The Russian defence ministry claimed that strikes on Odessa had destroyed a stockpile of Western-supplied weapons.

Russian Defence Minister Sergei Shoigu ordered Russian troops earlier this week to prioritise the destruction of long-range artillery supplied by the United States and Ukraine's other Western allies.

Observers credit the weapons with altering battlefield dynamics, giving Ukraine the capacity to hit Russian arms depots and command posts deep inside territory controlled by Moscow.

French Foreign Minister Catherine Colonna said Tuesday another six French-made Caesar artillery were on their way to Ukraine, joining 12 already delivered.

Ukrainian Defence Minister Oleksiy Reznikov, during a visit to the United States, called for the West to drastically step up its supply of precision rocket systems, calling them a "game-changer".

And Zelensky's chief of staff Andriy Yermak underlined in an interview published Tuesday that Ukraine had to win its war with Russia before winter.

"After winter, when the Russians will have more time to get a footing, it will certainly be more difficult," he told Ukrainian weekly Novoye Vremya. 

"It is very important for us not to give them this possibility."

Deadly strikes in Donbas

The heaviest fighting in recent weeks, however, has centred not on the south but in Ukraine's eastern Donbas region. 

Kramatorsk, one of the last-remaining Donbas cities under Ukrainian control, was hit by Russian strikes on Tuesday, AFP journalists said.

The head of the region, Pavlo Kyrylenko, said one person was killed.

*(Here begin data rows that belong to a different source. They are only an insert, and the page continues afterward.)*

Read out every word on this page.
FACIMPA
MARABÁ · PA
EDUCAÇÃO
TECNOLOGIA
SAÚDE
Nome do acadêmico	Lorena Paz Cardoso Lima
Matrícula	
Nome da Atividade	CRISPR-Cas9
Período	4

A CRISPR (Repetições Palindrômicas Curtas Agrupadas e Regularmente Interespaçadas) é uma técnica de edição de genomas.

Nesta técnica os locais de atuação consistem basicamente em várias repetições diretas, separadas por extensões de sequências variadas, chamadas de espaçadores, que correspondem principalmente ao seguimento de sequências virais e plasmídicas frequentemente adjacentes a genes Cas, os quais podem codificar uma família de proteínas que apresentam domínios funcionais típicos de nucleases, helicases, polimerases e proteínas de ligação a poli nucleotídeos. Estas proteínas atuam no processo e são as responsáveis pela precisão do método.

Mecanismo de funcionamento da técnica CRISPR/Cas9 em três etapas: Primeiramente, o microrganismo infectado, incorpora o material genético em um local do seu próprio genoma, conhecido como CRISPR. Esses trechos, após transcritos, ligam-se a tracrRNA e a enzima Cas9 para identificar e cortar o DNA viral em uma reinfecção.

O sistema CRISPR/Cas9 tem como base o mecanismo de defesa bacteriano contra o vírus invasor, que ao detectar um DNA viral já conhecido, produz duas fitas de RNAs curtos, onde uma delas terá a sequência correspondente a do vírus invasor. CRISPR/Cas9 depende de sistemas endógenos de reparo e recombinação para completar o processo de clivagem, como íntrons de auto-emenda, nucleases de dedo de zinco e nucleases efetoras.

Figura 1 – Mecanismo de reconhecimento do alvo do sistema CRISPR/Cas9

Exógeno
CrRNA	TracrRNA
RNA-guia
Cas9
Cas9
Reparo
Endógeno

AFP journalists said a four-story residential building had been hit and saw panicked neighbours seeking medical attention from rescue workers.

One man with a bloodied head lay on the ground, before being taken away by the emergency services.

"He was just walking by and was hit," said one woman, who declined to give her name, visibly shaken after the bombardment.

Russian strikes Monday killed six people in the town of Toretsk, not far from Kramatorsk.